От двери, до ручки которой я едва-едва мог дотянуться, мне надо было пройти длиннющий путь через невозможно большую, невозможно высокую комнату к балкону, откуда неслись пронзительные звуки флейт и барабанная дробь; я все боялся опоздать, а потому бегом, вприпрыжку, спотыкаясь от спешки, преодолел наконец это огромное расстояние. Все вокруг залито волшебным светом; деревья, с усеянной солнечными зайчиками листвой, протягивают к окнам свои крючковатые сучья-великаны; тихое щебетанье птиц раздается так близко, что кажется, будто вся комната полна ими, я слышу их полет, взмахи крыльев; с улицы проникает волна незнакомых, дурманящих запахов; но вот внизу кто-то поворачивается к нам спиной, колышутся перья на шляпе с широченными полями, явственнее доносятся короткие восторженные возгласы, рукоплескания — музыка замолкла. Теперь я могу различить матовый отблеск на стальных шлемах; подо мной стояла, наверное, целая рота солдат, они сделали пол-оборота и замерли, оказавшись ко мне спиной; а в доме, как раз напротив нашего балкона, отворилось окно; офицеры, вскинув головы, уставились на появившегося в нем человека в мундире и приветствовали его — густая листва и солнечные блики мешали мне как следует разглядеть его, вернее, не его самого, а кусочек ткани и вскинутую вперед вверх руку.

— Это тот самый человек, — доносится до меня сверху — кто вел в бой наши непобедимые войска.

Дом, откуда я смотрел на генерала Людендорфа, последний по правой стороне длинной, широкой улицы, которая при пересечении с Кейтштрассе образует острый угол с задней северной стороной нашего дома.
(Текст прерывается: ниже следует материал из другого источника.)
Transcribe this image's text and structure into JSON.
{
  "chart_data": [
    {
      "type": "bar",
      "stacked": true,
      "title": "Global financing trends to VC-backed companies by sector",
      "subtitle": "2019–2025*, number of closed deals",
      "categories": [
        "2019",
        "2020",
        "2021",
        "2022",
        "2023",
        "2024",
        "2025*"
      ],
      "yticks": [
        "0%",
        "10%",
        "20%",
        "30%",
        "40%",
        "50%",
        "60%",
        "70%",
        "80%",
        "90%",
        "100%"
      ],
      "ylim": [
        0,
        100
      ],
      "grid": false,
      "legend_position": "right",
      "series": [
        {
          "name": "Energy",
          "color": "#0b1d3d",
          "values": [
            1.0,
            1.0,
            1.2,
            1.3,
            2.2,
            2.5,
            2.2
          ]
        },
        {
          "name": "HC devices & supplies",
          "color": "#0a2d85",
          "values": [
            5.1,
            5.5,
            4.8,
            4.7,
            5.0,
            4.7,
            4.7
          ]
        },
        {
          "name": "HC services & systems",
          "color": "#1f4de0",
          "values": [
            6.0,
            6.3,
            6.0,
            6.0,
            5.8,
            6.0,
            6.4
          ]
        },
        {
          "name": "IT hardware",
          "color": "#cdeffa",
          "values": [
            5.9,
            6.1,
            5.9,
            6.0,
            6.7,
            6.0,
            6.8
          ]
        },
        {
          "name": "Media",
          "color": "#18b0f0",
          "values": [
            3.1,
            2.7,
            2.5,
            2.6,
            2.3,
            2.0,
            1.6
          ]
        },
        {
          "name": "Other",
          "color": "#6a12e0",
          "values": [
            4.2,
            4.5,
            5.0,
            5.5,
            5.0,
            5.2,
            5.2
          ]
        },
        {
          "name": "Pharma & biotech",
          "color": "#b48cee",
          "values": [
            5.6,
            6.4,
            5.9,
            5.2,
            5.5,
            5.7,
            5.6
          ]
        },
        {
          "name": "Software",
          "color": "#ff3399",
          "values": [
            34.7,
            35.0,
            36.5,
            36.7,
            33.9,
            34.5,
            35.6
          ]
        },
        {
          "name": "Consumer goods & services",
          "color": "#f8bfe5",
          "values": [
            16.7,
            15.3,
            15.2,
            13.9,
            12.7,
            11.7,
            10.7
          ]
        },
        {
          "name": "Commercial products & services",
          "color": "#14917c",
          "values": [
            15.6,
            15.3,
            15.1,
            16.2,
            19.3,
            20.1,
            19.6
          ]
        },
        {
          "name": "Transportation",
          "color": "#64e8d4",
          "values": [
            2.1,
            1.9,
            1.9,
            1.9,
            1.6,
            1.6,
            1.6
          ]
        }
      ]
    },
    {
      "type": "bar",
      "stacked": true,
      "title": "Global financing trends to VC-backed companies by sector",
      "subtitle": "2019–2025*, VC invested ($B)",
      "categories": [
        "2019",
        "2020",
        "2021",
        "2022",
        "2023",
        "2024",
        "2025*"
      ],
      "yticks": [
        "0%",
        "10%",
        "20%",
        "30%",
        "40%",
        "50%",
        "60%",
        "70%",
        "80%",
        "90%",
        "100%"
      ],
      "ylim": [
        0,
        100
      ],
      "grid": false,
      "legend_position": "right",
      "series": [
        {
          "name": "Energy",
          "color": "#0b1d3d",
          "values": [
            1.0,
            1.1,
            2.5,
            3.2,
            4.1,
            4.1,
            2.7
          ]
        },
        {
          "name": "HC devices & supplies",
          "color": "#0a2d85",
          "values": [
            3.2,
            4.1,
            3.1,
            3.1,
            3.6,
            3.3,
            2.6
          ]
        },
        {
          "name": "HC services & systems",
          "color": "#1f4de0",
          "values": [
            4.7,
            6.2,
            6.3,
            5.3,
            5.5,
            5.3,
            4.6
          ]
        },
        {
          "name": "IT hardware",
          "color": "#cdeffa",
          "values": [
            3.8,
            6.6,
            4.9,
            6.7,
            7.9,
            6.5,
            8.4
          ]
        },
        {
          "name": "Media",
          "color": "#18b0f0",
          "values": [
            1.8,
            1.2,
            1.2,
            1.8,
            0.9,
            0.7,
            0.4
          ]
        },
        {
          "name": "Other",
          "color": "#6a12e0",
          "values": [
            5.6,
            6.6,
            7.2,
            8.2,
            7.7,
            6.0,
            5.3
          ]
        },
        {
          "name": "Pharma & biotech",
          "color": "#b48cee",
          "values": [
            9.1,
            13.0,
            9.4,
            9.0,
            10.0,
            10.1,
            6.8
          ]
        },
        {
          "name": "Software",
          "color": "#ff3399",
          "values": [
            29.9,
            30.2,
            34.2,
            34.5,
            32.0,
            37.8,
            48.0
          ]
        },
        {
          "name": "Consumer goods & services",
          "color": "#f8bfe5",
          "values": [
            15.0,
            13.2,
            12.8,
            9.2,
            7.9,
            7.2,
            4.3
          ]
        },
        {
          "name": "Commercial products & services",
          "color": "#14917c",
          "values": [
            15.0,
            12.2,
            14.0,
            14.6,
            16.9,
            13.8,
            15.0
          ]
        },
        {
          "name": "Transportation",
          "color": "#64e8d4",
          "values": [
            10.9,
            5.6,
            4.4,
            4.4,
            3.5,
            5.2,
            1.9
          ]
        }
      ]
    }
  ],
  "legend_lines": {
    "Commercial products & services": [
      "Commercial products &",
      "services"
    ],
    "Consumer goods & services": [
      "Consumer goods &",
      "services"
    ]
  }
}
Слева и справа вдоль канала тянется тихая, обсаженная деревьями и кустарниками набережная, здесь можно не только побродить, мечтая, но и кое-что припрятать. Если же смотреть из нашего дома на противоположную сторону улицы в направлении церкви Поминовения, откуда каждый вечер доносится дикий колокольный трезвон, можно безошибочно угадать, что от следующего угла начинается Вихманштрассе, затем идет Нюрнбергерштрассе, а потом — Курфюрстенштрассе. Чуть ниже, буквально двумястами — тремястами метрами, расположен отель «Эден». Впрочем, всего этого я еще вовсе не знаю, это мне станет известно гораздо позднее, а пока, безо всякой надобности, я просто заучиваю наизусть одни лишь названия.